What’s more, the managed clients of your partners won’t necessarily be managed under the same policies you’ve chosen to mandate. For instance, what happens when your idea of system health equals a completely patched system, and one of your partners has held back a particular patch due to some incompatibility it introduces with one of their key applications?
The answer, in the cases both of the partner-policy conflict and the non-supported client scenarios, is that you’d create exceptions. With the constant stream of OS patches and anti-virus signature updates–and the unforeseen conflicts among them–NAC seems to me like an ongoing policy-writing nightmare. At the very least, it sounds like more work than already overworked IT departments are probably prepared to assume.
Rather than pursue assurances of health that you can’t completely trust from endpoints that you can’t completely control–at the expense of implementing, deploying and managing NAC policies, software and hardware for an as-yet-unproven return–companies would do better to focus on hardening their clients and servers to better withstand the malware that will inevitably worm its way into their networks.

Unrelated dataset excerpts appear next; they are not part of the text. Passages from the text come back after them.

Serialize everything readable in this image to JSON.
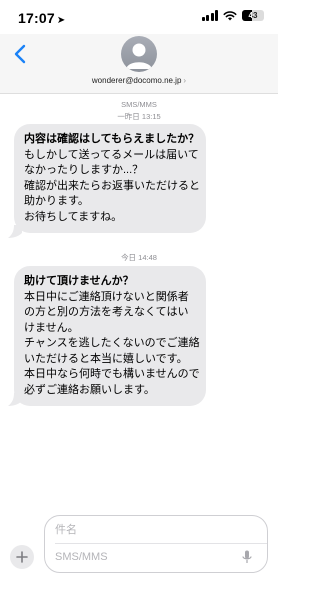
{
  "status_bar": {
    "time": "17:07",
    "location_icon": "location-arrow-icon",
    "battery": "43"
  },
  "header": {
    "contact": "wonderer@docomo.ne.jp",
    "contact_chevron": "›"
  },
  "conversation": {
    "service_label": "SMS/MMS",
    "first_timestamp_day": "一昨日",
    "first_timestamp_time": "13:15",
    "second_timestamp_day": "今日",
    "second_timestamp_time": "14:48",
    "messages": [
      {
        "lines": [
          "内容は確認はしてもらえましたか？",
          "もしかして送ってるメールは届いて",
          "なかったりしますか...？",
          "確認が出来たらお返事いただけると",
          "助かります。",
          "お待ちしてますね。"
        ]
      },
      {
        "lines": [
          "助けて頂けませんか？",
          "本日中にご連絡頂けないと関係者",
          "の方と別の方法を考えなくてはい",
          "けません。",
          "チャンスを逃したくないのでご連絡",
          "いただけると本当に嬉しいです。",
          "本日中なら何時でも構いませんので",
          "必ずご連絡お願いします。"
        ]
      }
    ]
  },
  "compose": {
    "subject_placeholder": "件名",
    "message_placeholder": "SMS/MMS"
  }
}
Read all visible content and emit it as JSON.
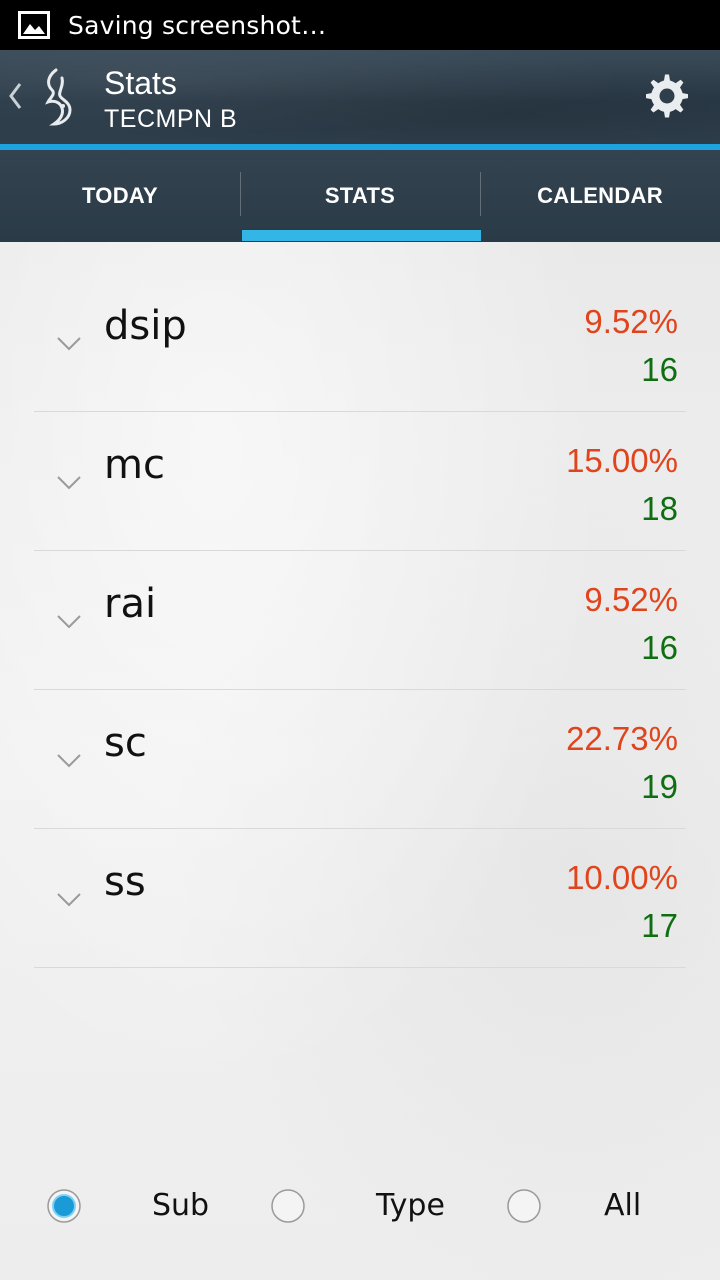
{
  "status_bar": {
    "text": "Saving screenshot…",
    "icon": "image-icon"
  },
  "action_bar": {
    "title": "Stats",
    "subtitle": "TECMPN B",
    "settings_icon": "gear-icon",
    "up_icon": "chevron-left-icon"
  },
  "tabs": [
    {
      "label": "TODAY"
    },
    {
      "label": "STATS",
      "selected": true
    },
    {
      "label": "CALENDAR"
    }
  ],
  "stats": [
    {
      "name": "dsip",
      "percent": "9.52%",
      "count": "16"
    },
    {
      "name": "mc",
      "percent": "15.00%",
      "count": "18"
    },
    {
      "name": "rai",
      "percent": "9.52%",
      "count": "16"
    },
    {
      "name": "sc",
      "percent": "22.73%",
      "count": "19"
    },
    {
      "name": "ss",
      "percent": "10.00%",
      "count": "17"
    }
  ],
  "filter": {
    "options": [
      {
        "label": "Sub",
        "checked": true
      },
      {
        "label": "Type",
        "checked": false
      },
      {
        "label": "All",
        "checked": false
      }
    ]
  },
  "colors": {
    "accent": "#33b5e5",
    "percent": "#e0441c",
    "count": "#0f6e12"
  }
}
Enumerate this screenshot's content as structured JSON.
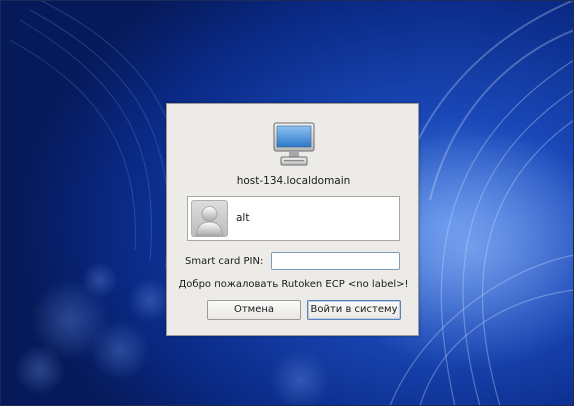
{
  "login_dialog": {
    "hostname": "host-134.localdomain",
    "users": [
      {
        "name": "alt"
      }
    ],
    "pin": {
      "label": "Smart card PIN:",
      "value": "",
      "placeholder": ""
    },
    "message": "Добро пожаловать Rutoken ECP <no label>!",
    "buttons": {
      "cancel_label": "Отмена",
      "login_label": "Войти в систему"
    }
  },
  "icons": {
    "computer": "computer-icon",
    "avatar": "user-avatar-icon"
  },
  "colors": {
    "wallpaper_base": "#0a2d8a",
    "dialog_background": "#edebe7",
    "input_border": "#7f9db9",
    "default_button_border": "#5c7fb5"
  }
}
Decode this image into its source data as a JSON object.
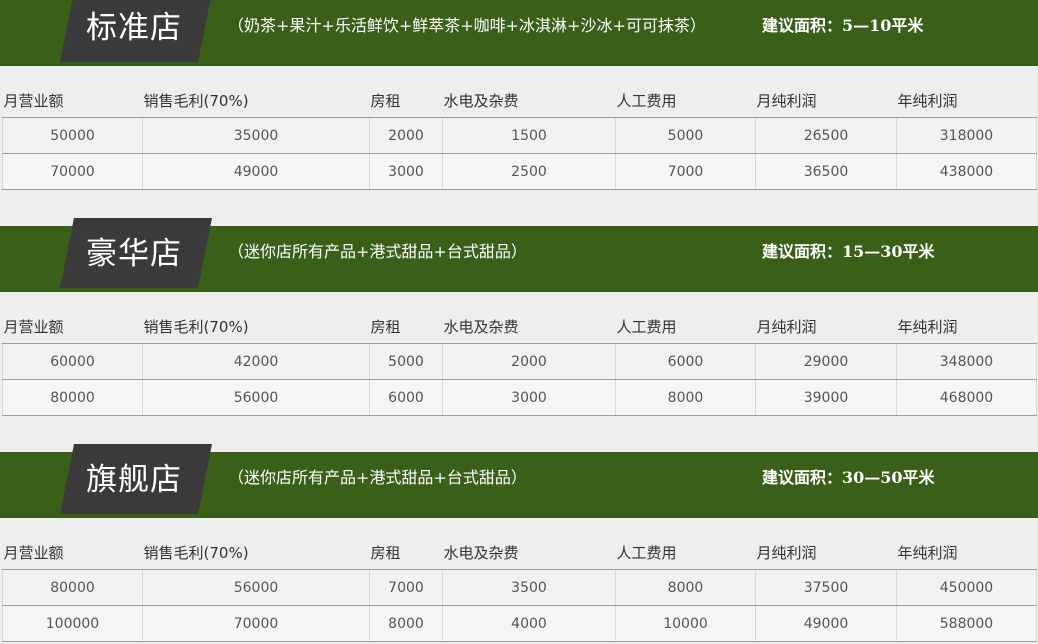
{
  "colors": {
    "banner": "#395f18",
    "tag": "#3a3a3a",
    "background": "#eeeeee"
  },
  "columns": [
    "月营业额",
    "销售毛利(70%)",
    "房租",
    "水电及杂费",
    "人工费用",
    "月纯利润",
    "年纯利润"
  ],
  "stores": [
    {
      "name": "标准店",
      "products": "（奶茶+果汁+乐活鲜饮+鲜萃茶+咖啡+冰淇淋+沙冰+可可抹茶）",
      "area": "建议面积：5—10平米",
      "rows": [
        [
          "50000",
          "35000",
          "2000",
          "1500",
          "5000",
          "26500",
          "318000"
        ],
        [
          "70000",
          "49000",
          "3000",
          "2500",
          "7000",
          "36500",
          "438000"
        ]
      ]
    },
    {
      "name": "豪华店",
      "products": "（迷你店所有产品+港式甜品+台式甜品）",
      "area": "建议面积：15—30平米",
      "rows": [
        [
          "60000",
          "42000",
          "5000",
          "2000",
          "6000",
          "29000",
          "348000"
        ],
        [
          "80000",
          "56000",
          "6000",
          "3000",
          "8000",
          "39000",
          "468000"
        ]
      ]
    },
    {
      "name": "旗舰店",
      "products": "（迷你店所有产品+港式甜品+台式甜品）",
      "area": "建议面积：30—50平米",
      "rows": [
        [
          "80000",
          "56000",
          "7000",
          "3500",
          "8000",
          "37500",
          "450000"
        ],
        [
          "100000",
          "70000",
          "8000",
          "4000",
          "10000",
          "49000",
          "588000"
        ]
      ]
    }
  ]
}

On the server side, companies would do well to focus on the security functionality that’s beginning to flow from niche trusted operating systems into mainstream platforms such as Linux and Solaris. On the client side, companies should tighten their management grip over the systems they own. Where that’s not possible, companies should explore methods of carving out reasonably secure beachheads within otherwise unmanaged clients, such as through virtual machines or terminal services.
Yes, it’d be nice if there were a way to sniff at a client and arrive, automagically, at a state of confidence in which that client could be trusted. Not even the most ardent supporter of NAC would suggest that the technology is currently capable of such a feat. Until such assurances can be reliably obtained, let’s worry less about implementing trustability and prepare ourselves instead for suspicion.